If you’ve read the “Hunger Games” trilogy, you likely have very strong feelings about the series’ third installment: either you (like me) thought it was a brilliantly bleak capstone to a memorable series, or you were repulsed by its unrelenting grimness. Given how remarkably well-done the film series has been thus far, I remain optimistic that next year’s finale will win over the naysayers – even if “Mockingjay – Part 1” isn’t quite up to the task by itself.
Following in the wake of “Harry Potter,” “Twilight,” and “The Hobbit,” “Mockingjay” has been split into two parts, with the second to release next fall. After being rescued from the wreckage of a second Hunger Games event, heroine Katniss Everdeen (Jennifer Lawrence) finds herself in District 13, ground zero for a brewing rebellion. Meanwhile, her fellow Hunger Games veteran and erstwhile love interest Peeta (Josh Hutchinson) remains a captive of the authoritarian Capitol. While the rebels prepare for battle, Katniss is recruited to make propaganda films for the struggle, skirmishing with Capitol forces wherever possible.

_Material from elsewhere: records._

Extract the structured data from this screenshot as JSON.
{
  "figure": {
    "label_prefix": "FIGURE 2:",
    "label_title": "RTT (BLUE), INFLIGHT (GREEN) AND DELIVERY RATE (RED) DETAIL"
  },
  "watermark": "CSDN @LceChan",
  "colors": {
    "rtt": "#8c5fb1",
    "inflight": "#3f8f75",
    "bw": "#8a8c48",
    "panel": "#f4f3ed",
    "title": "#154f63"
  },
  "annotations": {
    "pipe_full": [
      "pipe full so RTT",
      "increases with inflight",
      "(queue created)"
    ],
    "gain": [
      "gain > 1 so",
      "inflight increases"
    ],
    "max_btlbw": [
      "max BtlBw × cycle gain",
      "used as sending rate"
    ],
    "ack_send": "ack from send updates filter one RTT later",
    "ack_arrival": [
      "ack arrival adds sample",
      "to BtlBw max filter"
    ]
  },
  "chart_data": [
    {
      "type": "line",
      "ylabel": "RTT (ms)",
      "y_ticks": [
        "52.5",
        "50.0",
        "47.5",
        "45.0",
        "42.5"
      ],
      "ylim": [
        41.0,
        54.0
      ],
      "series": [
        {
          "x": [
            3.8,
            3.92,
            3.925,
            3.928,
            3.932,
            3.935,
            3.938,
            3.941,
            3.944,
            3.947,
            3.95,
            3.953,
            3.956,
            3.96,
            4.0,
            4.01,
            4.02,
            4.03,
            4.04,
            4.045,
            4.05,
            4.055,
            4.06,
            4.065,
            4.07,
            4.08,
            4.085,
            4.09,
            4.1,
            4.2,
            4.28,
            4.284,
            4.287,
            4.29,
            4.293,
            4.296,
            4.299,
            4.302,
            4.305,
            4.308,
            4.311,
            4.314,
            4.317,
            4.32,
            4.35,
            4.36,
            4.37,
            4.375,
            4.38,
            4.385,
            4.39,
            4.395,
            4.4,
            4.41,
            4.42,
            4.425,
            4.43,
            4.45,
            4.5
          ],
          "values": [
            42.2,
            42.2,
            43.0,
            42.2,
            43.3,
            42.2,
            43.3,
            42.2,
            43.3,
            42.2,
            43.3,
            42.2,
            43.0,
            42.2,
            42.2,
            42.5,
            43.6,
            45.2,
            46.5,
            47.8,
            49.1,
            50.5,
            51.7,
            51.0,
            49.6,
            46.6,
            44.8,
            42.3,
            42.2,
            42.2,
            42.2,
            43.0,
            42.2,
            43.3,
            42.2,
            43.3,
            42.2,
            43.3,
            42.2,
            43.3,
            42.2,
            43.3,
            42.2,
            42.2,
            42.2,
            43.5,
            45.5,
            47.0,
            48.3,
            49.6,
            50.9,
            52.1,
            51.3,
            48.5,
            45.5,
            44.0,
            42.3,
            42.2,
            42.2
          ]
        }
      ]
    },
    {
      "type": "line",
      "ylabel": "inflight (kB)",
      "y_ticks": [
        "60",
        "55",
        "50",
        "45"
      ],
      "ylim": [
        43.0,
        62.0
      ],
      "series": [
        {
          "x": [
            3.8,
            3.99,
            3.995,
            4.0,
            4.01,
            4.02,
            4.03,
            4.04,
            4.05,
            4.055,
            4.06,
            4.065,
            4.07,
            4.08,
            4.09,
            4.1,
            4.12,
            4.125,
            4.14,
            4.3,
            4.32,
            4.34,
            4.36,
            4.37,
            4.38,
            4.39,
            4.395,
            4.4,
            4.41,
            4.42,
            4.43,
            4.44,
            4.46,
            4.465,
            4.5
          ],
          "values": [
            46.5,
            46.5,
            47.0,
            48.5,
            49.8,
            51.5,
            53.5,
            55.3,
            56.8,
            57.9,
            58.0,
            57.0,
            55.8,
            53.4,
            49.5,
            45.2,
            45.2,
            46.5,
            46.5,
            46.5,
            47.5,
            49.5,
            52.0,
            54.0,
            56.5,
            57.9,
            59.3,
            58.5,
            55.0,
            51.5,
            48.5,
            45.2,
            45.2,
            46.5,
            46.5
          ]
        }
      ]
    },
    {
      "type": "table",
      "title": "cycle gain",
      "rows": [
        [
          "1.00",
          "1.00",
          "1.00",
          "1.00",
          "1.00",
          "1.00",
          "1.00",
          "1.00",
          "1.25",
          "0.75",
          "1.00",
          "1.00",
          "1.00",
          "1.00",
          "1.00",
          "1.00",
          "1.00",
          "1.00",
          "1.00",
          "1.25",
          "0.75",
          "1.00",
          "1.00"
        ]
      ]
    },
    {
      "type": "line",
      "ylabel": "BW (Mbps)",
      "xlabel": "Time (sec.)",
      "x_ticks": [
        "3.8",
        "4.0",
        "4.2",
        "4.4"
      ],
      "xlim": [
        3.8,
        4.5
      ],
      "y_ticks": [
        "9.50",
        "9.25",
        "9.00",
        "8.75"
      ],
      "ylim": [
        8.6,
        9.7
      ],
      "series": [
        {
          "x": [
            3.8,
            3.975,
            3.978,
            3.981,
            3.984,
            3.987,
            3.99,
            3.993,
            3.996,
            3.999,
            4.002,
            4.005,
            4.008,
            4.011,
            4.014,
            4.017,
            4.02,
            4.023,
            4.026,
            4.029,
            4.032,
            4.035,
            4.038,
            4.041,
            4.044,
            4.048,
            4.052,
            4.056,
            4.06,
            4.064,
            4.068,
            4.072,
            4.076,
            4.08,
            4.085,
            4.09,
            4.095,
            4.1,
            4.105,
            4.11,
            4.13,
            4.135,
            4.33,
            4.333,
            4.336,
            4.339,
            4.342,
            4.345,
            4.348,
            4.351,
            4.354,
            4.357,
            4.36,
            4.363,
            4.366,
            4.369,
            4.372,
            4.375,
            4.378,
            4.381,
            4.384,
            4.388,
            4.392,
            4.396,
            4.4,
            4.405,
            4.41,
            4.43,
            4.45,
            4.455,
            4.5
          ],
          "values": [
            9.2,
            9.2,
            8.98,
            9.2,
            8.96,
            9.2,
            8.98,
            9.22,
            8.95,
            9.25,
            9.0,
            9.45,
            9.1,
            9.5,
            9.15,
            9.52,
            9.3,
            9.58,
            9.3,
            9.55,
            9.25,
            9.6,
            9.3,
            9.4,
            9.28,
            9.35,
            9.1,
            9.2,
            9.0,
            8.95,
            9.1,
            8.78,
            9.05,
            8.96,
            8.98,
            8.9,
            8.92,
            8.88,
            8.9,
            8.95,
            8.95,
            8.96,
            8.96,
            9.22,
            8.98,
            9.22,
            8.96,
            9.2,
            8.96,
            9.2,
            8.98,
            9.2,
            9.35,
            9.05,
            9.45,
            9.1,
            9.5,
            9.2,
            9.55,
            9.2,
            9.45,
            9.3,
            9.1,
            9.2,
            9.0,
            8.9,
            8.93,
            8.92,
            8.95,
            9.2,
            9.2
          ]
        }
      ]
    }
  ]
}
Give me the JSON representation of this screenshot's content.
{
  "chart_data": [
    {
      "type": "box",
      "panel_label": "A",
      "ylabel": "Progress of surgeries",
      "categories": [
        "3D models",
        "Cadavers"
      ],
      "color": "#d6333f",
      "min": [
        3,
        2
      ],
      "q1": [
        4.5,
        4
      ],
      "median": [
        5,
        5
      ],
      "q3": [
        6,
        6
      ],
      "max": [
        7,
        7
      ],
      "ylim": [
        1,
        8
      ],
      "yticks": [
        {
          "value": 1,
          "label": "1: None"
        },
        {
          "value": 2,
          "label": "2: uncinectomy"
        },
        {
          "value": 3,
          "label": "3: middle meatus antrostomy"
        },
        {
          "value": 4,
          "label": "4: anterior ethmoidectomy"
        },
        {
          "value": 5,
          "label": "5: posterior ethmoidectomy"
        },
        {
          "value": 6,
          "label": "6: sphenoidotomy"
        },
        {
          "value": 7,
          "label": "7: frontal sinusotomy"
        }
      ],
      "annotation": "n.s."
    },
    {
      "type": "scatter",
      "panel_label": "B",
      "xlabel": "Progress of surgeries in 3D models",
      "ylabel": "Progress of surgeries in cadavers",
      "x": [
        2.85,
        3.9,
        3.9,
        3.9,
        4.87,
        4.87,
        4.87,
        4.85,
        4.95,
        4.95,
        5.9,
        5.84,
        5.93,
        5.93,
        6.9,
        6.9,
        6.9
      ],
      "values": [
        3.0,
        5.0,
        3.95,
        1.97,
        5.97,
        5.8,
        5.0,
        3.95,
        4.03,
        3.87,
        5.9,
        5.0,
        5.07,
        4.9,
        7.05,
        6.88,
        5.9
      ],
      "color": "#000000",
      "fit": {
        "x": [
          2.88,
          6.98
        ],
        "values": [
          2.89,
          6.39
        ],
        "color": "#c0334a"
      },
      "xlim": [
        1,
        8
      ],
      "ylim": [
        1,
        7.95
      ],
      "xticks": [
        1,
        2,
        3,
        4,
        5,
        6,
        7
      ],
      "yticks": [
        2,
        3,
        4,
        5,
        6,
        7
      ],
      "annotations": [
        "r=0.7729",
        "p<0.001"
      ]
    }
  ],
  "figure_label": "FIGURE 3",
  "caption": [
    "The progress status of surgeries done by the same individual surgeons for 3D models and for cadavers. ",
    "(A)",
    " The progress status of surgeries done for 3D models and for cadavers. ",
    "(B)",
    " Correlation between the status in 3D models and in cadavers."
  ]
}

As “Mockingjay – Part 1” unfolds, it’s hard to escape the nagging feeling that this shouldn’t have been two films. The pacing (especially in the first two-thirds of the movie) is positively languid. Lawrence is a great actress, and undoubtedly the soul of the film series, but three separate “Shocked To See Burned-Out Landscape” reaction shots is a lot to ask of anyone. Such moments end up feeling like filler – a serious sin in a penultimate chapter that should be characterized by escalating tension.
The sole blame for this weakness rests with whoever greenlit the split-movie idea: director Francis Lawrence does an outstanding job with the material he has, but there’s just not enough narrative here to sustain a full two-hour film. It’s naturally problematic to try to piece together a three-act film structure out of a novel’s first half: in order to form a coherent onscreen arc, comparatively inconsequential plot points are magnified beyond their relative importance (the Malfoy Manor sequence at the end of the first “Harry Potter and the Deathly Hallows” film is another example of this). At such points, the music swells and top-dollar special effects cascade across the screen, but something feels off; in the aftermath, the status quo remains largely unchanged.
That said, when “Mockingjay – Part 1” does take flight, it soars. The film’s images of war-scarred landscapes are undeniably compelling, and the intimate human feel of the first two movies remains intact. More stars than Lawrence get their chance to shine in this installment, with Philip Seymour Hoffman delivering an especially magnificent performance as Katniss’ propaganda director. Liam Hemsworth’s Gale, previously little more than a token heartthrob, also gets some good character development this time around (vastly improving upon the source material). A “Zero Dark Thirty”-inspired raid sequence serves as the film’s climax – and as truncated as the movie feels as a whole, the scene is remarkably intense. (Also, a word for book fans: the film’s rendition of “The Hanging Tree” is sublime, segueing from a simple folk song into a solemn anthem of war).
For all its lapses into lazy screenwriting, “Mockingjay – Part 1” remains a solidly executed installment. It doesn’t conjure up the same menace and intensity as its predecessors, but there’s still a final chapter to come. And when stacked up against “Divergent” or any other inferior imitators, “Mockingjay – Part 1” looks very good indeed.
VERDICT: 7/10
The weakest of the three so far, but still a good deal better than any recent YA-lit adaptation out there.